Chemical selection is the first step in compatibility management. In oxidizing environments, oxidation-resistant scale inhibitors should be prioritized, such as PBTCA (2-phosphono-1,2,4-tricarboxylate butane), which exhibits superior oxidation resistance compared to HEDP and can operate stably in environments with ClO⁻ concentrations <0.5ppm. In non-oxidizing environments, the polycarboxylic acid amine content needs to be controlled; for example, selecting polyacrylic acid scale inhibitors with low amine content can reduce the risk of complexation with reverse osmosis membrane biocide. Combined bactericidal systems (such as alternating the use of ClO₂ and isothiazolinone) can reduce the contact concentration of a single agent, minimizing compatibility issues.

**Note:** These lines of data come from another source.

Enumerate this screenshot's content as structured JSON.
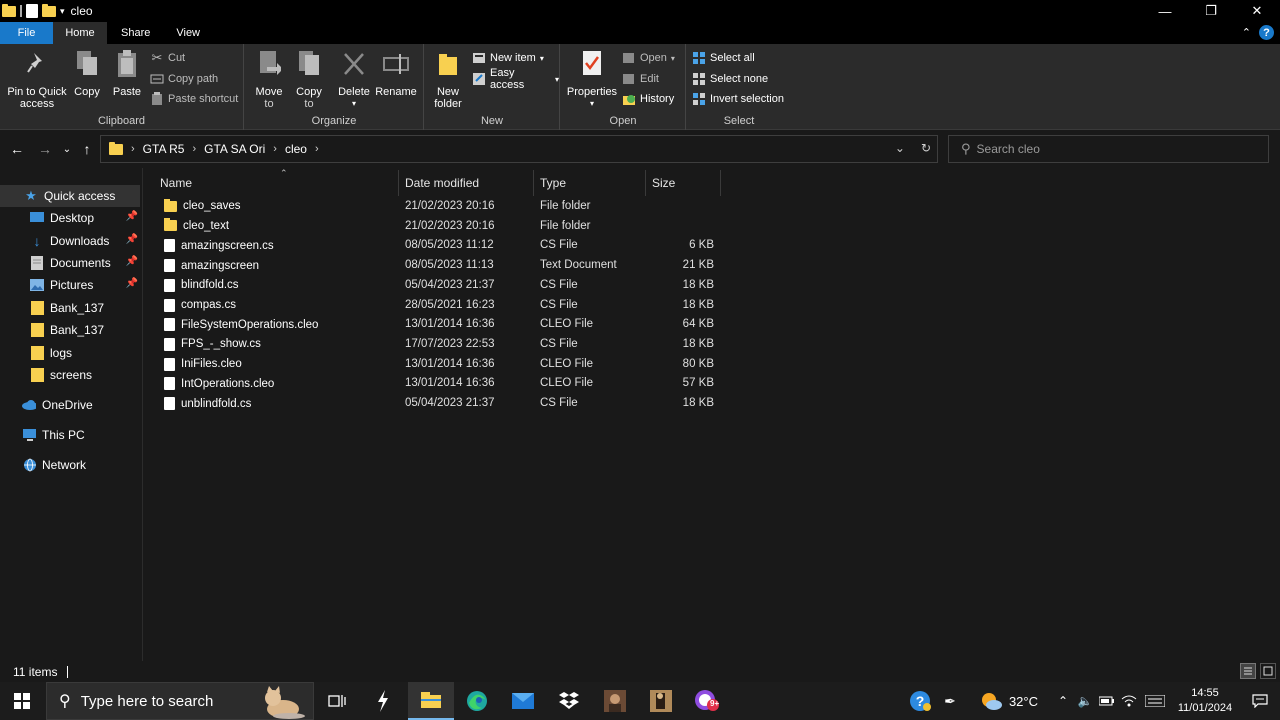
{
  "window": {
    "title": "cleo"
  },
  "tabs": [
    {
      "label": "File"
    },
    {
      "label": "Home"
    },
    {
      "label": "Share"
    },
    {
      "label": "View"
    }
  ],
  "ribbon": {
    "clipboard": {
      "label": "Clipboard",
      "pin_line1": "Pin to Quick",
      "pin_line2": "access",
      "copy": "Copy",
      "paste": "Paste",
      "cut": "Cut",
      "copy_path": "Copy path",
      "paste_shortcut": "Paste shortcut"
    },
    "organize": {
      "label": "Organize",
      "move_line1": "Move",
      "move_line2": "to",
      "copy_line1": "Copy",
      "copy_line2": "to",
      "delete": "Delete",
      "rename": "Rename"
    },
    "new": {
      "label": "New",
      "folder_line1": "New",
      "folder_line2": "folder",
      "new_item": "New item",
      "easy_access": "Easy access"
    },
    "open": {
      "label": "Open",
      "properties": "Properties",
      "open": "Open",
      "edit": "Edit",
      "history": "History"
    },
    "select": {
      "label": "Select",
      "select_all": "Select all",
      "select_none": "Select none",
      "invert": "Invert selection"
    }
  },
  "address": {
    "crumbs": [
      "GTA R5",
      "GTA SA Ori",
      "cleo"
    ],
    "search_placeholder": "Search cleo"
  },
  "navpane": {
    "quick_access": "Quick access",
    "items": [
      {
        "label": "Desktop",
        "pinned": true
      },
      {
        "label": "Downloads",
        "pinned": true
      },
      {
        "label": "Documents",
        "pinned": true
      },
      {
        "label": "Pictures",
        "pinned": true
      },
      {
        "label": "Bank_137",
        "pinned": false
      },
      {
        "label": "Bank_137",
        "pinned": false
      },
      {
        "label": "logs",
        "pinned": false
      },
      {
        "label": "screens",
        "pinned": false
      }
    ],
    "onedrive": "OneDrive",
    "thispc": "This PC",
    "network": "Network"
  },
  "columns": {
    "name": "Name",
    "date": "Date modified",
    "type": "Type",
    "size": "Size"
  },
  "files": [
    {
      "name": "cleo_saves",
      "date": "21/02/2023 20:16",
      "type": "File folder",
      "size": "",
      "kind": "folder"
    },
    {
      "name": "cleo_text",
      "date": "21/02/2023 20:16",
      "type": "File folder",
      "size": "",
      "kind": "folder"
    },
    {
      "name": "amazingscreen.cs",
      "date": "08/05/2023 11:12",
      "type": "CS File",
      "size": "6 KB",
      "kind": "file"
    },
    {
      "name": "amazingscreen",
      "date": "08/05/2023 11:13",
      "type": "Text Document",
      "size": "21 KB",
      "kind": "text"
    },
    {
      "name": "blindfold.cs",
      "date": "05/04/2023 21:37",
      "type": "CS File",
      "size": "18 KB",
      "kind": "file"
    },
    {
      "name": "compas.cs",
      "date": "28/05/2021 16:23",
      "type": "CS File",
      "size": "18 KB",
      "kind": "file"
    },
    {
      "name": "FileSystemOperations.cleo",
      "date": "13/01/2014 16:36",
      "type": "CLEO File",
      "size": "64 KB",
      "kind": "file"
    },
    {
      "name": "FPS_-_show.cs",
      "date": "17/07/2023 22:53",
      "type": "CS File",
      "size": "18 KB",
      "kind": "file"
    },
    {
      "name": "IniFiles.cleo",
      "date": "13/01/2014 16:36",
      "type": "CLEO File",
      "size": "80 KB",
      "kind": "file"
    },
    {
      "name": "IntOperations.cleo",
      "date": "13/01/2014 16:36",
      "type": "CLEO File",
      "size": "57 KB",
      "kind": "file"
    },
    {
      "name": "unblindfold.cs",
      "date": "05/04/2023 21:37",
      "type": "CS File",
      "size": "18 KB",
      "kind": "file"
    }
  ],
  "status": {
    "count": "11 items"
  },
  "taskbar": {
    "search_placeholder": "Type here to search",
    "weather": "32°C",
    "time": "14:55",
    "date": "11/01/2024",
    "mail_badge": "9+"
  },
  "colors": {
    "accent": "#1979ca",
    "folder": "#f8d050",
    "background": "#191919",
    "ribbon": "#2b2b2b"
  }
}
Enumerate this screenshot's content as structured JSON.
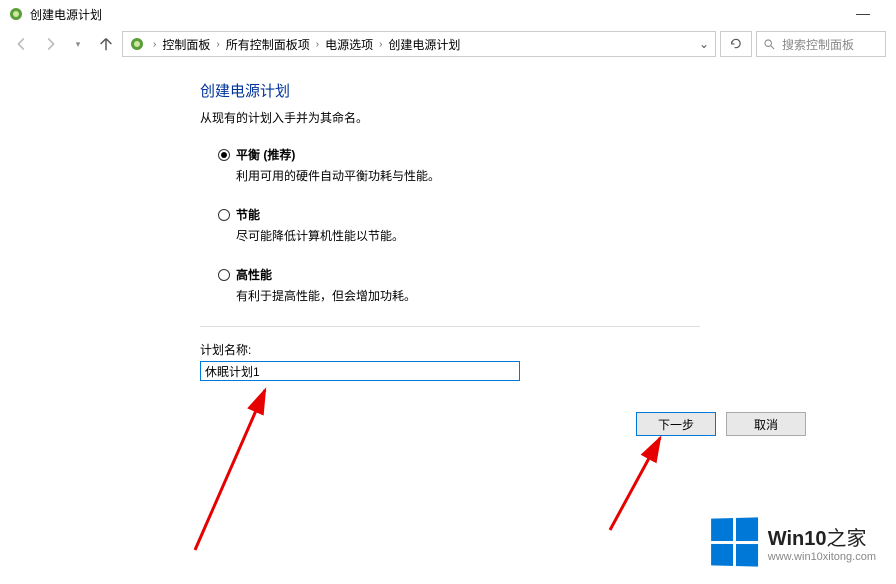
{
  "window": {
    "title": "创建电源计划"
  },
  "breadcrumb": {
    "items": [
      "控制面板",
      "所有控制面板项",
      "电源选项",
      "创建电源计划"
    ]
  },
  "search": {
    "placeholder": "搜索控制面板"
  },
  "page": {
    "heading": "创建电源计划",
    "subheading": "从现有的计划入手并为其命名。"
  },
  "options": [
    {
      "label": "平衡 (推荐)",
      "desc": "利用可用的硬件自动平衡功耗与性能。",
      "checked": true
    },
    {
      "label": "节能",
      "desc": "尽可能降低计算机性能以节能。",
      "checked": false
    },
    {
      "label": "高性能",
      "desc": "有利于提高性能，但会增加功耗。",
      "checked": false
    }
  ],
  "planName": {
    "label": "计划名称:",
    "value": "休眠计划1"
  },
  "buttons": {
    "next": "下一步",
    "cancel": "取消"
  },
  "watermark": {
    "brand_main": "Win10",
    "brand_suffix": "之家",
    "url": "www.win10xitong.com"
  }
}
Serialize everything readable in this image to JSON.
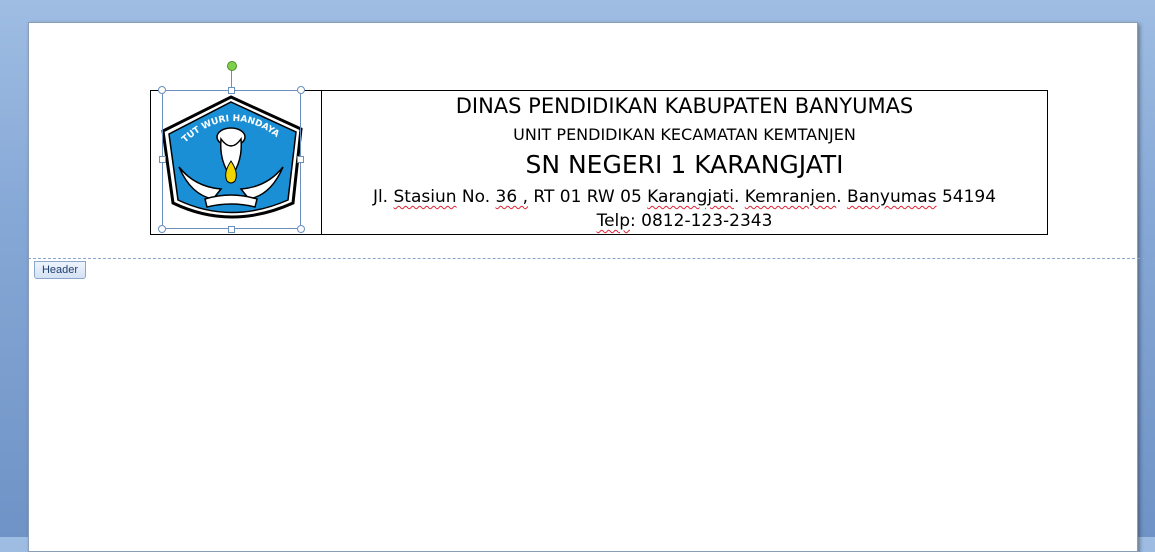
{
  "letterhead": {
    "line1": "DINAS PENDIDIKAN KABUPATEN BANYUMAS",
    "line2": "UNIT PENDIDIKAN  KECAMATAN KEMTANJEN",
    "line3": "SN NEGERI 1 KARANGJATI",
    "address": {
      "p1": "Jl. ",
      "w_stasiun": "Stasiun",
      "p2": " No. ",
      "w_36": "36 ,",
      "p3": " RT 01 RW 05 ",
      "w_karangjati": "Karangjati",
      "p4": ". ",
      "w_kemranjen": "Kemranjen",
      "p5": ". ",
      "w_banyumas": "Banyumas",
      "p6": " 54194"
    },
    "phone": {
      "w_telp": "Telp",
      "rest": ": 0812-123-2343"
    }
  },
  "logo": {
    "motto": "TUT WURI HANDAYANI",
    "colors": {
      "shield": "#1a8fd6",
      "outline": "#000000",
      "flame": "#f2d500"
    }
  },
  "header_tab": {
    "label": "Header"
  },
  "colors": {
    "accent": "#7dd04a",
    "selection": "#6b8fbf"
  }
}
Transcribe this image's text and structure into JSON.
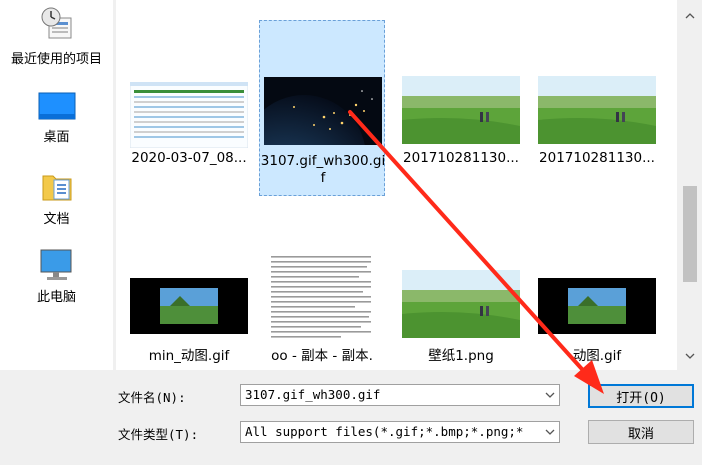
{
  "places": [
    {
      "label": "最近使用的项目",
      "icon": "recent-items-icon"
    },
    {
      "label": "桌面",
      "icon": "desktop-icon"
    },
    {
      "label": "文档",
      "icon": "documents-icon"
    },
    {
      "label": "此电脑",
      "icon": "this-pc-icon"
    }
  ],
  "files": [
    {
      "name": "2020-03-07_08...",
      "thumb": "webpage-screenshot"
    },
    {
      "name": "3107.gif_wh300.gif",
      "thumb": "earth-night",
      "selected": true
    },
    {
      "name": "201710281130...",
      "thumb": "green-field"
    },
    {
      "name": "201710281130...",
      "thumb": "green-field"
    },
    {
      "name": "min_动图.gif",
      "thumb": "landscape-dark"
    },
    {
      "name": "oo - 副本 - 副本.",
      "thumb": "text-document"
    },
    {
      "name": "壁纸1.png",
      "thumb": "green-field"
    },
    {
      "name": "动图.gif",
      "thumb": "landscape-dark"
    }
  ],
  "filename": {
    "label": "文件名(N):",
    "value": "3107.gif_wh300.gif"
  },
  "filetype": {
    "label": "文件类型(T):",
    "value": "All support files(*.gif;*.bmp;*.png;*"
  },
  "buttons": {
    "open": "打开(O)",
    "cancel": "取消"
  },
  "colors": {
    "selection_fill": "#cce8ff",
    "arrow": "#ff2a1a",
    "primary_border": "#0078d7"
  }
}
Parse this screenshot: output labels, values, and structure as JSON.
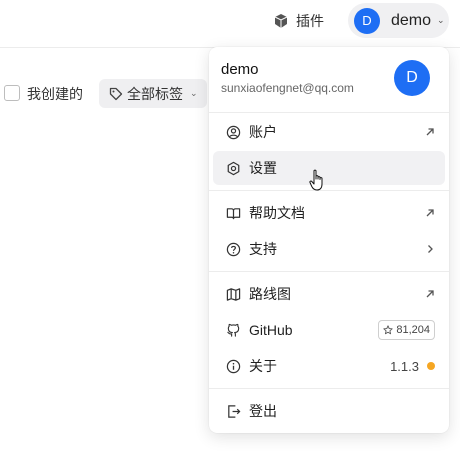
{
  "topbar": {
    "plugins_icon": "cube-icon",
    "plugins_label": "插件",
    "user_initial": "D",
    "user_name": "demo",
    "caret_icon": "chevron-down-icon"
  },
  "filters": {
    "my_created_label": "我创建的",
    "tags_label": "全部标签",
    "tags_icon": "tag-icon"
  },
  "menu": {
    "name": "demo",
    "email": "sunxiaofengnet@qq.com",
    "avatar_initial": "D",
    "items": [
      {
        "label": "账户",
        "icon": "user-circle-icon",
        "right": "arrow-up-right-icon"
      },
      {
        "label": "设置",
        "icon": "gear-icon",
        "right": ""
      },
      {
        "label": "帮助文档",
        "icon": "book-icon",
        "right": "arrow-up-right-icon"
      },
      {
        "label": "支持",
        "icon": "help-circle-icon",
        "right": "chevron-right-icon"
      },
      {
        "label": "路线图",
        "icon": "map-icon",
        "right": "arrow-up-right-icon"
      },
      {
        "label": "GitHub",
        "icon": "github-icon",
        "stars": "81,204"
      },
      {
        "label": "关于",
        "icon": "info-icon",
        "version": "1.1.3"
      },
      {
        "label": "登出",
        "icon": "logout-icon"
      }
    ]
  },
  "colors": {
    "accent": "#1e6ef4",
    "update_dot": "#f5a623",
    "hover_bg": "#f1f1f3"
  }
}
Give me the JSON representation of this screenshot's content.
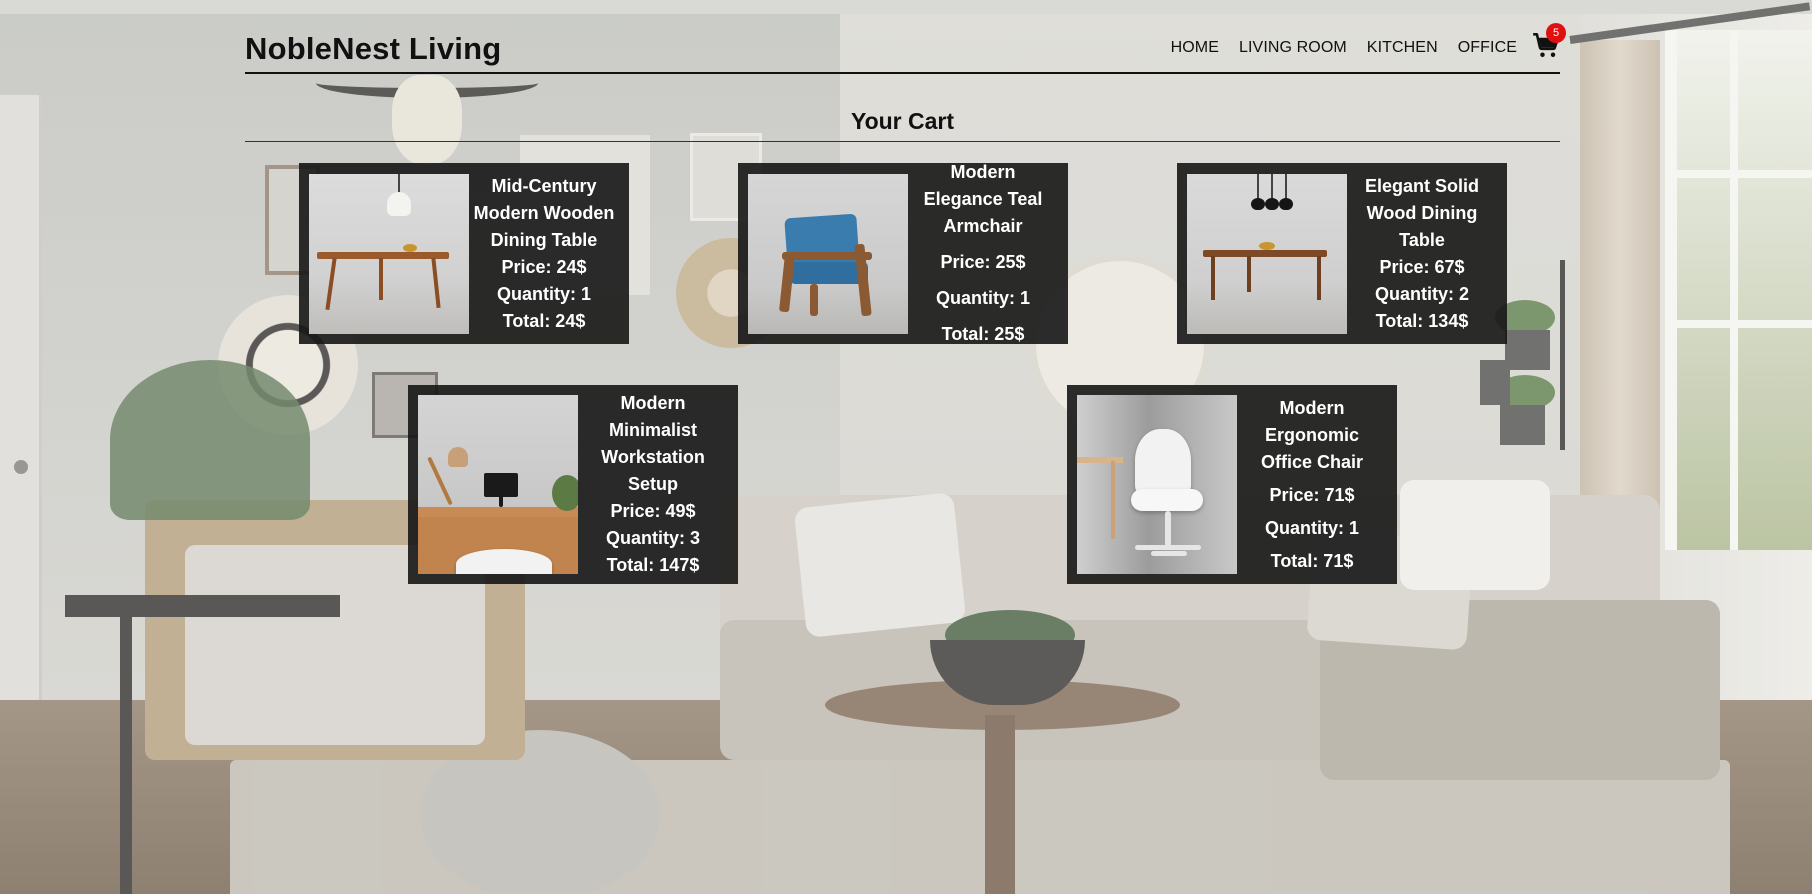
{
  "brand": "NobleNest Living",
  "nav": {
    "home": "HOME",
    "living_room": "LIVING ROOM",
    "kitchen": "KITCHEN",
    "office": "OFFICE"
  },
  "cart": {
    "icon": "shopping-cart-icon",
    "count": "5"
  },
  "page_title": "Your Cart",
  "items": [
    {
      "name": "Mid-Century Modern Wooden Dining Table",
      "price": "Price: 24$",
      "quantity": "Quantity: 1",
      "total": "Total: 24$"
    },
    {
      "name": "Modern Elegance Teal Armchair",
      "price": "Price: 25$",
      "quantity": "Quantity: 1",
      "total": "Total: 25$"
    },
    {
      "name": "Elegant Solid Wood Dining Table",
      "price": "Price: 67$",
      "quantity": "Quantity: 2",
      "total": "Total: 134$"
    },
    {
      "name": "Modern Minimalist Workstation Setup",
      "price": "Price: 49$",
      "quantity": "Quantity: 3",
      "total": "Total: 147$"
    },
    {
      "name": "Modern Ergonomic Office Chair",
      "price": "Price: 71$",
      "quantity": "Quantity: 1",
      "total": "Total: 71$"
    }
  ],
  "colors": {
    "card_bg": "#161616",
    "badge": "#e01010",
    "text_dark": "#111111",
    "text_light": "#ffffff"
  }
}
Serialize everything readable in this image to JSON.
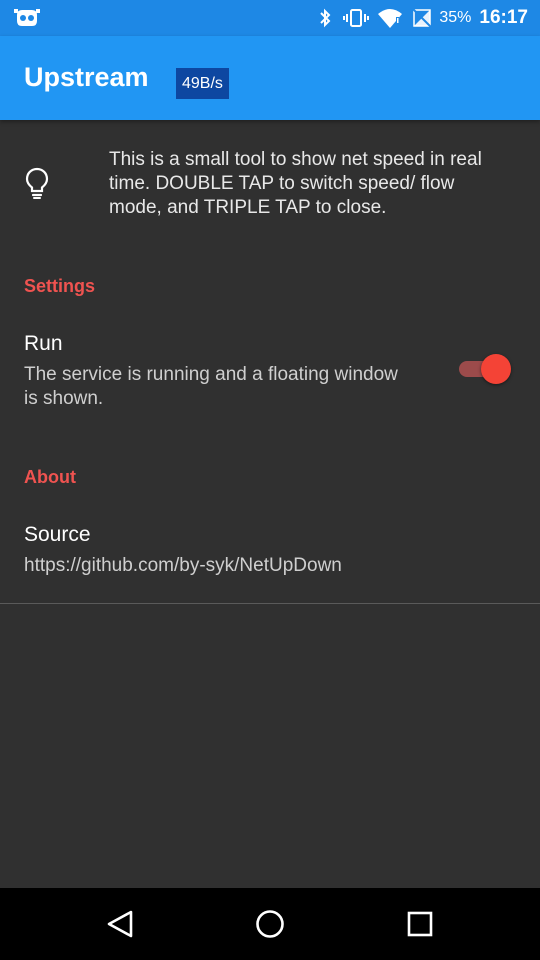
{
  "status_bar": {
    "battery_percent": "35%",
    "time": "16:17",
    "icons": [
      "cyanogen-mascot-icon",
      "bluetooth-icon",
      "vibrate-icon",
      "wifi-icon",
      "no-sim-icon",
      "battery-icon"
    ]
  },
  "app_bar": {
    "title": "Upstream",
    "speed": "49B/s"
  },
  "intro": {
    "icon": "lightbulb-icon",
    "text": "This is a small tool to show net speed in real time. DOUBLE TAP to switch speed/ flow mode, and TRIPLE TAP to close."
  },
  "settings": {
    "header": "Settings",
    "run": {
      "title": "Run",
      "summary": "The service is running and a floating window is shown.",
      "enabled": true
    }
  },
  "about": {
    "header": "About",
    "source": {
      "title": "Source",
      "summary": "https://github.com/by-syk/NetUpDown"
    }
  },
  "nav_bar": {
    "icons": [
      "back-icon",
      "home-icon",
      "recents-icon"
    ]
  },
  "colors": {
    "status_bar": "#1E88E5",
    "app_bar": "#2196F3",
    "speed_badge": "#0D47A1",
    "background": "#303030",
    "accent": "#EF5350"
  }
}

Dynamic monitoring and parameter adjustment are the technical support for ensuring compatibility. An online ORP meter is used to control the ClO⁻ balance (<0.1ppm) to avoid excessive oxidant; a pH meter is used to maintain the system pH between 7.5 and 8.0, balancing scale inhibitor stability and reverse osmosis membrane biocide activity. Regular monitoring of chemical concentrations (such as scale inhibitor residue and reverse osmosis membrane biocide activity) can promptly detect compatibility issues. For example, an abnormal decrease in scale inhibitor concentration may indicate oxidative decomposition, and reduced reverse osmosis membrane biocide activity may stem from reaction with the scale inhibitor.
The characteristics of membrane materials impose differentiated compatibility requirements. Polyamide composite membranes are sensitive to oxidants, requiring strict control of oxidizing reverse osmosis membrane biocide concentrations. Cellulose acetate membranes exhibit better oxidation resistance, but it is necessary to avoid organic solvents (such as alcohols) in non-oxidizing reverse osmosis membrane biocides that could cause membrane swelling. Membrane surface modification techniques (such as coating treatments) can improve membrane tolerance to chemicals; for example, coating polyvinyl alcohol onto the surface of a polyamide membrane can reduce oxidant permeation.
During long-term operation, compatibility issues may trigger a chain reaction. Scale inhibitor failure leads to inorganic scale deposition, providing attachment sites for microorganisms; reverse osmosis membrane biocide failure causes biofouling, where metabolites (such as polysaccharides and proteins) further adsorb organic matter, forming a complex fouling layer. This fouling reduces membrane flux, increases operating pressure, and can even cause irreversible membrane damage. Therefore, periodic chemical cleaning (such as using citric acid to clean inorganic scale and sodium hypochlorite to clean the biofilm) is necessary to restore membrane performance, while optimizing reagent formulations and dosing strategies to reduce compatibility risks at the source.